Fahrverbote bedrohen das Handwerk
Umweltpolitik: Diesel-Lkw ohne Alternative / Pendler-, Wirtschafts- und Versorgungsverkehr in Gefahr?
Sandro Serafin

Im August gab sich Horst Seehofer noch standhaft: Fahrverbote würden „die Axt an die Wurzel unseres Wohlstands“ legen. Ihre Ablehnung sei daher nicht verhandelbar. Zwei Monate später findet sich der CSU-Chef in Sondierungen mit FDP und Grünen wieder – und muß sich mit seiner Koalitionsbedingung nicht nur gegen Anton Hofreiter oder Katrin Göring-Eckardt behaupten.

Auch Abmahnvereine wie die Deutsche Umwelthilfe (DUH) haben sich auf den Dieselmotor eingeschossen. Und deutsche Gerichte vollziehen bei den zahlreichen DUH-Klagen lediglich das, was die Umweltgesetze, die auf Bundes- und EU-Ebene beschlossen wurden, vorsehen: Städtische Luftreinhaltepläne müssen drastisch überarbeitet werden – inklusive der Fahrverbote beim Überschreiten bestimmter Feinstaub- und Stickoxidgrenzwerte.

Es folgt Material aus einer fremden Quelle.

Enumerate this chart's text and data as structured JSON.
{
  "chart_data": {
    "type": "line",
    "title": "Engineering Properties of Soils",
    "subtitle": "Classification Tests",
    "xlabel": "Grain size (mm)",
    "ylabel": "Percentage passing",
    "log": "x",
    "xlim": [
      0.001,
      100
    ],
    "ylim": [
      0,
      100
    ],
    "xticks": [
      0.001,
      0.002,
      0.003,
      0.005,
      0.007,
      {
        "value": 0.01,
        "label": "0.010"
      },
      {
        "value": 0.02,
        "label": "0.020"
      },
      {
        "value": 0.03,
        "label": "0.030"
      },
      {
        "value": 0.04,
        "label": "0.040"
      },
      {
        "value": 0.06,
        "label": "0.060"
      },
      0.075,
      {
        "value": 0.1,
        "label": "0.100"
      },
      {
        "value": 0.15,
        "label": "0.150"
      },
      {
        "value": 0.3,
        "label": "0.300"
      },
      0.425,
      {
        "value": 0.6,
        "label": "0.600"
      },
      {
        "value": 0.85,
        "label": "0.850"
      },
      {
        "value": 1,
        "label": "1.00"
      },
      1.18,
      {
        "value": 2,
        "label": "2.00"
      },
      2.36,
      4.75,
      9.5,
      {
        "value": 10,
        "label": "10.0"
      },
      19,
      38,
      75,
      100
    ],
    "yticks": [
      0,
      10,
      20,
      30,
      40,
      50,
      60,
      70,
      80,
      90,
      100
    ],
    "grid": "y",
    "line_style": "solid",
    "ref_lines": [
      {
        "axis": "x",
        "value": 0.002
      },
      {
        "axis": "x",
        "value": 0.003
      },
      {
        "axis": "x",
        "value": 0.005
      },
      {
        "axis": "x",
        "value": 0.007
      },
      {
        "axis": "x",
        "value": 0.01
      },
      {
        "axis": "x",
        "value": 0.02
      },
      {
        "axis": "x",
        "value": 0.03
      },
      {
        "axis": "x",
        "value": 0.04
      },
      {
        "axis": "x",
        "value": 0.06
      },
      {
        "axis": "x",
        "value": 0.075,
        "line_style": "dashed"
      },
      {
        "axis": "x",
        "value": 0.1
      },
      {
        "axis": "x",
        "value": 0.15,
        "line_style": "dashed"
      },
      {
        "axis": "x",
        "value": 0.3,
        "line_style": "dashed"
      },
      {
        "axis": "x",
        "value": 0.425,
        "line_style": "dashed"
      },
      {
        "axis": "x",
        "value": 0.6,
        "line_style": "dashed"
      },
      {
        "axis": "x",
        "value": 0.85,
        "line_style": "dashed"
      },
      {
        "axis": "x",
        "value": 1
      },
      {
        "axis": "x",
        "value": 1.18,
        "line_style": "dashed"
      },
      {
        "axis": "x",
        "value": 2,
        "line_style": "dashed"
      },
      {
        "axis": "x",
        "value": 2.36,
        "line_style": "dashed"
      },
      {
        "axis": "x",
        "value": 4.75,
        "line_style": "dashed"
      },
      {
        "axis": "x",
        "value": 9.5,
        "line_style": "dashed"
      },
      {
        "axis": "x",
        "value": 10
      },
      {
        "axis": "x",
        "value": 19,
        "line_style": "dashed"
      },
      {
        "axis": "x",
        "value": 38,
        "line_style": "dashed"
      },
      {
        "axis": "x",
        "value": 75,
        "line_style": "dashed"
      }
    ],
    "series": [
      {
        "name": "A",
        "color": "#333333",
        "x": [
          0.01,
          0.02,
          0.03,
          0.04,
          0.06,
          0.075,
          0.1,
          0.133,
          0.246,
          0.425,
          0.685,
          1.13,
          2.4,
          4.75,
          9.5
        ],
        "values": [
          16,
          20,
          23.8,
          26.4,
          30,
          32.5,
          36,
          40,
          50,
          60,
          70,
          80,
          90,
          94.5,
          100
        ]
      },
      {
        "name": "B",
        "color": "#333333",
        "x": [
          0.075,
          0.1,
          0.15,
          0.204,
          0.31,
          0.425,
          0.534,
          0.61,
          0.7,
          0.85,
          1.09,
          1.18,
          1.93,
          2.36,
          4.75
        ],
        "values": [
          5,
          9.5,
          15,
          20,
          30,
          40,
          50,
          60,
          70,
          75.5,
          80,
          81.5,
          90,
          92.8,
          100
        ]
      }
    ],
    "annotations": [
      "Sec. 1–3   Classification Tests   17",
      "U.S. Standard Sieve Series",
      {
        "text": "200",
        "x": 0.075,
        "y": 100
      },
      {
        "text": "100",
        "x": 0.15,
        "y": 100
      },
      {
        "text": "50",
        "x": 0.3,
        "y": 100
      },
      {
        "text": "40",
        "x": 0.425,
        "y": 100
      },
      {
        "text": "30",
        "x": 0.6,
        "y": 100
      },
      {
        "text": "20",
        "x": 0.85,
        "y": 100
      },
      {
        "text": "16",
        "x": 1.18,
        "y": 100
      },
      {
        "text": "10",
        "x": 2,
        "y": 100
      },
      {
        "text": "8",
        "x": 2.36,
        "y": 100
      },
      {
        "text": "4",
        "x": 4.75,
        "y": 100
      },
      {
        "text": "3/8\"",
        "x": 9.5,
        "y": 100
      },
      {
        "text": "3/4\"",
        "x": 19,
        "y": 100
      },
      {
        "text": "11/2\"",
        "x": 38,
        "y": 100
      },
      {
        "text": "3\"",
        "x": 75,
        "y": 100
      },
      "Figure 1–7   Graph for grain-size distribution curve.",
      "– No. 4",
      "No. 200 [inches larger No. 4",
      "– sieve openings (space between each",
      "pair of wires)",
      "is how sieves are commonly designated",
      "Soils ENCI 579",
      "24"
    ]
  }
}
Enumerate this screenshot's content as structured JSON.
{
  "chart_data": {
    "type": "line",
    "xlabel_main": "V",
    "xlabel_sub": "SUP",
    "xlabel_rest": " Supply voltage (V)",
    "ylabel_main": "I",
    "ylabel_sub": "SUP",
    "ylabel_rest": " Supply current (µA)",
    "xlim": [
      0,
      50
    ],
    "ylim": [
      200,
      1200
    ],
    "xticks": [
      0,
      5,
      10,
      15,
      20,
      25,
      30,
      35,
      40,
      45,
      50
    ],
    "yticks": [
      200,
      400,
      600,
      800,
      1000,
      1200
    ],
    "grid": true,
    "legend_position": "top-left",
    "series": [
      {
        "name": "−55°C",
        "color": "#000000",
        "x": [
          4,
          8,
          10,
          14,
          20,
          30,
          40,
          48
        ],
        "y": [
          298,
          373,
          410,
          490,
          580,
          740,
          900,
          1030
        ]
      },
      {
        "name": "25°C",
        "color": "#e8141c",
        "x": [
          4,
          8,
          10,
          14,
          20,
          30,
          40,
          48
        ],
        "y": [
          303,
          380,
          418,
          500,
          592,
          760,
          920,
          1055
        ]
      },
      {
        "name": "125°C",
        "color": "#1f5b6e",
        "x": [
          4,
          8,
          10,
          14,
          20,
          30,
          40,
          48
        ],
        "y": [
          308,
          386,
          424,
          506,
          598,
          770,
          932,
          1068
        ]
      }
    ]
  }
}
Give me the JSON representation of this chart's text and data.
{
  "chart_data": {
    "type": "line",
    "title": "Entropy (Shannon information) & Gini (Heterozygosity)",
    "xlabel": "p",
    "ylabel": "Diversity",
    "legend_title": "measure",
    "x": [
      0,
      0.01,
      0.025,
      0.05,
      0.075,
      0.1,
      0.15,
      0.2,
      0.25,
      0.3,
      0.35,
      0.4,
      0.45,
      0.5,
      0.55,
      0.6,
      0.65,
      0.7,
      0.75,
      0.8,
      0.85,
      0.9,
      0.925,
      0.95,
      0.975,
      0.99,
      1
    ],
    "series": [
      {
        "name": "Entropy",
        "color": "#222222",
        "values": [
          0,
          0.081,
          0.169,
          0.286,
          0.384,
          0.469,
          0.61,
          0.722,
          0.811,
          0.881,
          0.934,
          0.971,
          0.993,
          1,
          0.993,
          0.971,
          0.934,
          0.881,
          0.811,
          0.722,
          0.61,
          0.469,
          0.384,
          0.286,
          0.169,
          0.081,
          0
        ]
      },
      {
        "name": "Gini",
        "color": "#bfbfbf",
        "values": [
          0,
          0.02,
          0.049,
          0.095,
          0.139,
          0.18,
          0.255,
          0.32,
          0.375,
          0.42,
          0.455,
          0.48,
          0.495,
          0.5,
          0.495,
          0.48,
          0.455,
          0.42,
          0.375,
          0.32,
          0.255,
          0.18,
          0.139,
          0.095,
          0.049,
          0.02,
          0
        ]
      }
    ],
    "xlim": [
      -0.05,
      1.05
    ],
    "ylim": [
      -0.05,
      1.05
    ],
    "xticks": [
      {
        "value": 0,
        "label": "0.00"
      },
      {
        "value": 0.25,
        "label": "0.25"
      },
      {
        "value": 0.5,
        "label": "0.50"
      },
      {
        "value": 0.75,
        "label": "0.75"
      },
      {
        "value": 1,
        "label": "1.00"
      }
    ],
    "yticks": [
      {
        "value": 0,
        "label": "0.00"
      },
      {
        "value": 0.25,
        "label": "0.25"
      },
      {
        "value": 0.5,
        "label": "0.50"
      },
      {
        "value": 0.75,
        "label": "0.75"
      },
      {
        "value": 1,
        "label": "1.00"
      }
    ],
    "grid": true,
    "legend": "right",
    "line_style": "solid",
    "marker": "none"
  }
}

Das heißt: Egal, ob die Grünen das Umweltressort führen oder nicht, auch alle Halter der 5,92 Millionen älteren Diesel-Pkws müssen mit flächendeckenden Fahrverboten rechnen. 62 deutsche Städte – von Kiel und Hamburg über Hannover, Berlin und Frankfurt bis München – überschreiten laut DUH-Angaben derzeit die von der EU vorgegebenen Stickoxid-Grenzwerte. Auch Wirtschaftslobbyisten, die beim Dämmwahn („Energetische Gebäudesanierung“) voll auf schwarz-grüner Linie sind, schlagen nun Alarm. Die Handwerkskammer (HWK) Düsseldorf warnt vor „dramatischen Einschränkungen“ für den Wirtschaftsverkehr, sollten Dieselfahrzeuge mit Fahrverboten belegt werden. „Zehntausende Arbeitsplätze“ allein im Raum der NRW-Hauptstadt seien bedroht.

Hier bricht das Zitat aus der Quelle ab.